L'Église n'est pas principalement constituée de temples ou de structures, mais de personnes incorporées au Christ par le baptême. Un laïc portant Jésus-Christ dans son cœur et son style de vie sera une présence vibrante et ouverte de l'Église dans son quartier et sa communauté, parmi sa famille et ses amis, parmi les croyants et les non-croyants, dans le monde du sport et du loisir, et dans divers domaines professionnels, sociaux, culturels, scientifiques, politiques et commerciaux.
Dans son exhortation apostolique Gaudete et exsultate, le Pape François parle de la centralité du laïcat en nous invitant à découvrir « la sainteté de nos voisins, de ceux qui, vivant au milieu de nous, reflètent la présence de Dieu ». Depuis ses débuts, l'Œuvre a essayé d'aller dans cette direction : cela nous rappelle que les personnes, avec leurs vertus et leurs défauts, peuvent devenir la main tendue de Dieu à beaucoup d'autres, même à ceux qui n'entreront peut-être jamais dans une église.
C'est pourquoi je dirais que consacrer du temps et de l'attention à la formation et à l'accompagnement spirituel des Chrétiens ordinaires, véritables apôtres dans leur propre environnement, est un défi majeur. C'est une priorité dans l'activité quotidienne de l'Église et, grâce à Dieu, cela se fait dans des milliers de paroisses et d'initiatives.
2) Pourquoi cette identité laïque est-elle si essentielle pour l'Opus Dei en tant qu'institution et en tant que chemin spirituel ?

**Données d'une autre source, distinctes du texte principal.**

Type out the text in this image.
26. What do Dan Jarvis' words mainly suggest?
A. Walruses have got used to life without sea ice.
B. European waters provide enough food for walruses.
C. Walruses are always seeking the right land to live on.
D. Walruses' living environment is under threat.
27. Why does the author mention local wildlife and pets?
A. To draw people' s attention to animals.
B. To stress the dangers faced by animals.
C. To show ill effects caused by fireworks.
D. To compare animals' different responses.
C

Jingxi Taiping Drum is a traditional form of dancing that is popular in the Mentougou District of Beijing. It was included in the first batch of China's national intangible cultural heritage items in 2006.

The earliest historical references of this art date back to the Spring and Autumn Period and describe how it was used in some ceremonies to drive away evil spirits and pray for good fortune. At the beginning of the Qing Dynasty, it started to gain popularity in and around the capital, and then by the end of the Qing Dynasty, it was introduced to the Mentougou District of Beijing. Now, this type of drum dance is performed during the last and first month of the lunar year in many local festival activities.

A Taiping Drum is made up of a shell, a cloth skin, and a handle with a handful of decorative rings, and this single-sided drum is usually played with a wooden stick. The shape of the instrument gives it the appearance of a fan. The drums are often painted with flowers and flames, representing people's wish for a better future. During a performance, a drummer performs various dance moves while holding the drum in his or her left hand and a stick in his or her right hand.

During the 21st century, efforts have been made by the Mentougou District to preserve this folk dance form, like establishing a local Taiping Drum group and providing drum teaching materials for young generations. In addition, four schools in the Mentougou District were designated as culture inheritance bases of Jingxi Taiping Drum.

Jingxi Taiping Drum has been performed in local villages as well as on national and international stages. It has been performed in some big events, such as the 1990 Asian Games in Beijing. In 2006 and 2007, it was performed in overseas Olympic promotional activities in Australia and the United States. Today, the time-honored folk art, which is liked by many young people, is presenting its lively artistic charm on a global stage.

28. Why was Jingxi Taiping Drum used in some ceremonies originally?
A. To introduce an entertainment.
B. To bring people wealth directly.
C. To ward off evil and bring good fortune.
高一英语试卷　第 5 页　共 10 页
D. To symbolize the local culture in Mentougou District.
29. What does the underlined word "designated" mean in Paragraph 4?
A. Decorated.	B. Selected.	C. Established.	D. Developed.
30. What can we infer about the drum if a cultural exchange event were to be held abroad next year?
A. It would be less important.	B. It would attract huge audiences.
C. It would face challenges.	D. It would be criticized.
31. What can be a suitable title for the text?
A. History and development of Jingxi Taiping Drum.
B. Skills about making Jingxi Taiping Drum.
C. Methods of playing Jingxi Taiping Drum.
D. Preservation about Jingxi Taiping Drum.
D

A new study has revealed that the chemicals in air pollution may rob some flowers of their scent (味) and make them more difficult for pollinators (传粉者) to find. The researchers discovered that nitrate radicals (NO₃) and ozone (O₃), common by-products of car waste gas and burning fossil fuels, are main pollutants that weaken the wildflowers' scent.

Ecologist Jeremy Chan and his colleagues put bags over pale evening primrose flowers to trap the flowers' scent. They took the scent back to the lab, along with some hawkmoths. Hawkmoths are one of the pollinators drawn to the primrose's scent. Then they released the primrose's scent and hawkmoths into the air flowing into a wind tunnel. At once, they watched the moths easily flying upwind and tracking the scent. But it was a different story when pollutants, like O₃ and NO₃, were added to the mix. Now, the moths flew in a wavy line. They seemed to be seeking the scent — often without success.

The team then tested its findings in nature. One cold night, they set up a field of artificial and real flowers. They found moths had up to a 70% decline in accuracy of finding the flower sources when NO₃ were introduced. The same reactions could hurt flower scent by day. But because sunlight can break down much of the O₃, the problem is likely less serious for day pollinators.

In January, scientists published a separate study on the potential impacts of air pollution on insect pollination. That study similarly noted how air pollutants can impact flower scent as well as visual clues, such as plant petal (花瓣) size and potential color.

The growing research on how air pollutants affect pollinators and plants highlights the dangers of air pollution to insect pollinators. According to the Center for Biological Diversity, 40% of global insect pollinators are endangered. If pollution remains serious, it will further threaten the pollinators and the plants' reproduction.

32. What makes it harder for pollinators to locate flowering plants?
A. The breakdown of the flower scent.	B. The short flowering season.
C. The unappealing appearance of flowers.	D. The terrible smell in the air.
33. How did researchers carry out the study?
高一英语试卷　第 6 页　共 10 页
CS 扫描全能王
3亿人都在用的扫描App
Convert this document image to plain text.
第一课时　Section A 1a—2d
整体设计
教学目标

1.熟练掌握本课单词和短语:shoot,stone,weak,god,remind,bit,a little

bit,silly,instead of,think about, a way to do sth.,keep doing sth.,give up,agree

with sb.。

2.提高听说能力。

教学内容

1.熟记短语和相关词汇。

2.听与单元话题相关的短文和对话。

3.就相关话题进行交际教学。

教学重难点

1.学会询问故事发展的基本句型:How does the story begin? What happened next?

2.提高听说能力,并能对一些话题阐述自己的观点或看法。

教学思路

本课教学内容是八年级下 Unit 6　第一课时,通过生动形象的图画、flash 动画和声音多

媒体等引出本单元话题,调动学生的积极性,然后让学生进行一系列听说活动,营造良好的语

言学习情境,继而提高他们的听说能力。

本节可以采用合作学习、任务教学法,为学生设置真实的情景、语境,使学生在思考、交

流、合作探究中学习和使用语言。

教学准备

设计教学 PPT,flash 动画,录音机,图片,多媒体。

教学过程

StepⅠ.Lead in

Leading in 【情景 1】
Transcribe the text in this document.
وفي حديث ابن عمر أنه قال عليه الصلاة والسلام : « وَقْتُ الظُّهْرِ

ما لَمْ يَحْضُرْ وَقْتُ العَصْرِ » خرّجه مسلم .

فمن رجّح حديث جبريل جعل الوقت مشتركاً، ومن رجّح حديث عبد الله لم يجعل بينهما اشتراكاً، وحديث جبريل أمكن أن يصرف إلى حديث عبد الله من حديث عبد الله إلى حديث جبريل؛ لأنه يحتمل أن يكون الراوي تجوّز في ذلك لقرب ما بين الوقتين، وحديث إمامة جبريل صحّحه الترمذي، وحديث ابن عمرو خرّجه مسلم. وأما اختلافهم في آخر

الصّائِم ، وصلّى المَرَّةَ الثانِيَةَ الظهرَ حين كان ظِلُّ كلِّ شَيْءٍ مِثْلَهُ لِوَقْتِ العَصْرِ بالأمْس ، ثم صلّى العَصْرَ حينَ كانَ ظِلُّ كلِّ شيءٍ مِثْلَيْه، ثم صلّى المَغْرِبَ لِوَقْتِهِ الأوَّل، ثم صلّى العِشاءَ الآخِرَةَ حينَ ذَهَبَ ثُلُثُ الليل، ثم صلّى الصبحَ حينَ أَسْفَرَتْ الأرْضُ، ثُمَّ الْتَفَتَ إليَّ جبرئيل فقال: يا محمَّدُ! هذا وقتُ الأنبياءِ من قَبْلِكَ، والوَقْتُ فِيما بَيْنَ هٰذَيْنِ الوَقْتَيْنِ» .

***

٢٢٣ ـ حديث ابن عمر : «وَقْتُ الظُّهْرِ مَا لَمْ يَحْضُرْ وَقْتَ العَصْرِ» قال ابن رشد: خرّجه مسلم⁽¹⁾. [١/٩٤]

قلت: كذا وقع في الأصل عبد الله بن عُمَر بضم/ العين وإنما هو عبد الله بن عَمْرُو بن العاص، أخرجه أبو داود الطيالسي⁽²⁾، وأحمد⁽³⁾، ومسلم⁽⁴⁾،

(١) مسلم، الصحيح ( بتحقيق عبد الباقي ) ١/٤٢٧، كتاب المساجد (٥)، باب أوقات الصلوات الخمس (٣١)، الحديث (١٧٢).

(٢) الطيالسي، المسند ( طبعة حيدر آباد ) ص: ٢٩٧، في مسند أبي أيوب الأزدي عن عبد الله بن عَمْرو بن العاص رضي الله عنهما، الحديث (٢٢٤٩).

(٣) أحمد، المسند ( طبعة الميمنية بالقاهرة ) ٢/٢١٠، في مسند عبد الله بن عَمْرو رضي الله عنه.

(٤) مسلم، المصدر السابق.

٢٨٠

Elle est essentielle parce que c'est ce que saint Josémaria Escriva a compris que Dieu lui demandait : expliquer, montrer, découvrir et rappeler l'appel universel à la sainteté au milieu du monde et à travers les réalités ordinaires, principalement la vie familiale et professionnelle. Le fondateur a commencé à faire aller l'Œuvre de l’avant en accompagnant des étudiants et des professionnels, en formant des groupes, en priant et en demandant à d'autres de prier pour eux. Il a également entrainé ces jeunes dans ses visites aux pauvres et aux malades à Madrid, et a organisé des retraites spirituelles et des cours de formation. Ils se sont répandus dans de nombreuses cultures et nations, avec le même esprit, parmi des personnes de toutes classes et origines.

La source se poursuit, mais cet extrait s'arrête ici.